10. In the case of T. Lakshmipathi and others Vs. P. Nithyananda Reddy and others (supra) the Hon'ble Supreme Court in para 22 of the Judgment stated that a lease of a house or a shop is a lease not only of the superstructure but also of its site. It would be different if not only the site but also the land beneath ceases to exist by an act of nature. In the present case, the appellants who are the successors of the tenancy right had demolished the superstructure but the land beneath continued to exist and the entire tenancy premises were not lost. Moreover, the appellants could not be permitted to take shelter behind his own act prejudicial to the interest of Respondent No.1 under whom Respondent Nos.2 and 3 were holding as tenants and then inducted the appellants.

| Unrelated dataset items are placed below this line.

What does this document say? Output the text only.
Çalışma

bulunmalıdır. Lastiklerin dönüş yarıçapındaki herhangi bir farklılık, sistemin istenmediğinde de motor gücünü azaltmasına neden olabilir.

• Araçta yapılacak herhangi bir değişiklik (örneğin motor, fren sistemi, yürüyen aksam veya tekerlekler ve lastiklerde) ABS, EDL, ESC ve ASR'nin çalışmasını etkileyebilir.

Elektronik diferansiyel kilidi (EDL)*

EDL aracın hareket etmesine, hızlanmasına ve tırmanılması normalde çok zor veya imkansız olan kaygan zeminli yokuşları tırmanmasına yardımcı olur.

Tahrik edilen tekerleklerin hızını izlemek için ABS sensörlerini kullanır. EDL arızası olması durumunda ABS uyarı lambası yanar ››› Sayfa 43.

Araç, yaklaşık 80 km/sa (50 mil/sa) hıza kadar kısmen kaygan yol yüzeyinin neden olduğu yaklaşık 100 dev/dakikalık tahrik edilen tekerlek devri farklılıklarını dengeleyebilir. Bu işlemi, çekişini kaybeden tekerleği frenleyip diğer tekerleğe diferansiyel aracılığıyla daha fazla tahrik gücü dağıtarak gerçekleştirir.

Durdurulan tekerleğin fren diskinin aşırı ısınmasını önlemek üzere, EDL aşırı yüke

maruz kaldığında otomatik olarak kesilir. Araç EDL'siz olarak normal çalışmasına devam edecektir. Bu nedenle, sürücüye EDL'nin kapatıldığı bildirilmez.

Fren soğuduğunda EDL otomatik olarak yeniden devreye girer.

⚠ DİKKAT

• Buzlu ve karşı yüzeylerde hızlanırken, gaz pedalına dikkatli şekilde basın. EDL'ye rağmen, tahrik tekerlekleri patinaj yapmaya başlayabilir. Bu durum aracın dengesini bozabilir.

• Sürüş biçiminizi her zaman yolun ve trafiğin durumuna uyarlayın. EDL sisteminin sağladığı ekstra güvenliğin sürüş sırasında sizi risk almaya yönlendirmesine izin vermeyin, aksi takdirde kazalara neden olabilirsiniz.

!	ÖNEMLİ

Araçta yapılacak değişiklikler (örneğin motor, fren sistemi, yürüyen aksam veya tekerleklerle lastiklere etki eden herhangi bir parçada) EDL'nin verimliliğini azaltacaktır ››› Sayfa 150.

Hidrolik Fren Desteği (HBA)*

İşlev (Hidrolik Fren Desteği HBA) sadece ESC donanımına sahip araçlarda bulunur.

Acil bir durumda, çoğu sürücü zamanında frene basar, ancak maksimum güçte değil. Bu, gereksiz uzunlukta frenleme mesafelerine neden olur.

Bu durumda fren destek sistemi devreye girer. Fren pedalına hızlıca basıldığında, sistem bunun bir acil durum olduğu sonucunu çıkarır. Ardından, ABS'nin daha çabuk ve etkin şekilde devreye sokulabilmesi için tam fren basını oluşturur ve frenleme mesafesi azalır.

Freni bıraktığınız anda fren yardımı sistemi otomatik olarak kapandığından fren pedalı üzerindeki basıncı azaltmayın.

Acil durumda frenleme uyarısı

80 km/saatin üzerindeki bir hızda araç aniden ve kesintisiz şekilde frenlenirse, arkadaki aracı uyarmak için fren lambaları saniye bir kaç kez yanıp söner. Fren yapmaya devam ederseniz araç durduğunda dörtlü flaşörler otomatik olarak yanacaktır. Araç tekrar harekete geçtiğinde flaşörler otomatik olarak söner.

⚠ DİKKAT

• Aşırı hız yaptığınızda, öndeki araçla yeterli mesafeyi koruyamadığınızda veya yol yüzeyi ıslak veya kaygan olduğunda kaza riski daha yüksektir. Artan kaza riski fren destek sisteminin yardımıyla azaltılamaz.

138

The Hon'ble Supreme Court, therefore, held that they were of the opinion that in the event of the tenancy having been created in respect of a building standing on the land, it is the building and the land which are both components of the subject-matter of demise and the destruction of the building alone does not determine the tenancy when the land which was the site of the building continues to exist; more so when the building had been destroyed or demolished neither by the landlord nor by an act of nature but solely by the act of the tenant or the person claiming under him. Today, the question is not whether the Judgment of this Court in Hind Rubber Industries (P) Ltd. Vs. Tayebhai Mohammedbhai Bagasarwalla [1996(3) ALL MR 644] (supra) subsists or not. The question is which of the two pronouncements of the Hon'ble Supreme Court is to be applied to the facts of this case.
11. Tenancy is a relationship between a landlord and a tenant and that relationship is in respect of a subject-matter and in the case at hand, it was in respect of a hut/structure which the plaintiff fearing its collapse, abandoned and thereafter it collapsed on account of natural causes. The interest of the tenant in the land on which the premises existed was only incidental. In the case at hand, the plaintiff is not in possession of the land on which the premises stood before they had collapsed after the plaintiff abandoned the same fearing their collapse. On behalf of the plaintiff, plaintiff's learned Counsel has not been able to point out to any provision of law or any statutory provision under the GDD (Buildings) (LRE) Control Act, 1968 or for that matter any decided case which gives the plaintiff-as tenant a right to reconstruct the premises which have collapsed or compel the Respondents-landlords to reconstruct the same for the benefit of the tenant. If a right to reconstruct is acceded in favour of the tenant, then there is no reason why the tenant should thereafter pay any rent to the landlord at all. Admittedly also the plaintiff-tenant has failed to pay the rent after the collapse of the premises. In such a situation, the view held by the Hon'ble Supreme Court in the case of Vannattankandy Ibrayi Vs. Kunhabdulla Hajee [2001(1) ALL MR 548 (S.C.)] (supra) appears to be the correct view i.e. to say if the tenanted premises are destroyed due to natural causes or due to acts of negligence attributable to the tenant, the relationship between the plaintiff as tenant and the defendants as landlords would certainly come to an end and the tenant would not be entitled to insist that the landlord re-erects the said premises and gives to the tenant for his occupation. The Supreme Court has already stated that the situation would be different where a landlord pulls down a building governed by the State Rent Act. In view of the above, the substantial question would stand answered accordingly in terms of the Judgment of the Apex Court in Vannattankandy Ibrayi Vs. Kunhabdulla Hajee (supra). In other words, a tenancy of residential premises will extinguish if the tenanted premises collapse either to acts attributable to the tenant or on account of natural causes like the case at hand. The substantial question as framed/reframed therefore, is answered accordingly. Substantial Question No.2, does not arise.
12. In the above view of the matter, the Appeal fails and is hereby dismissed with costs in favour of the defendants.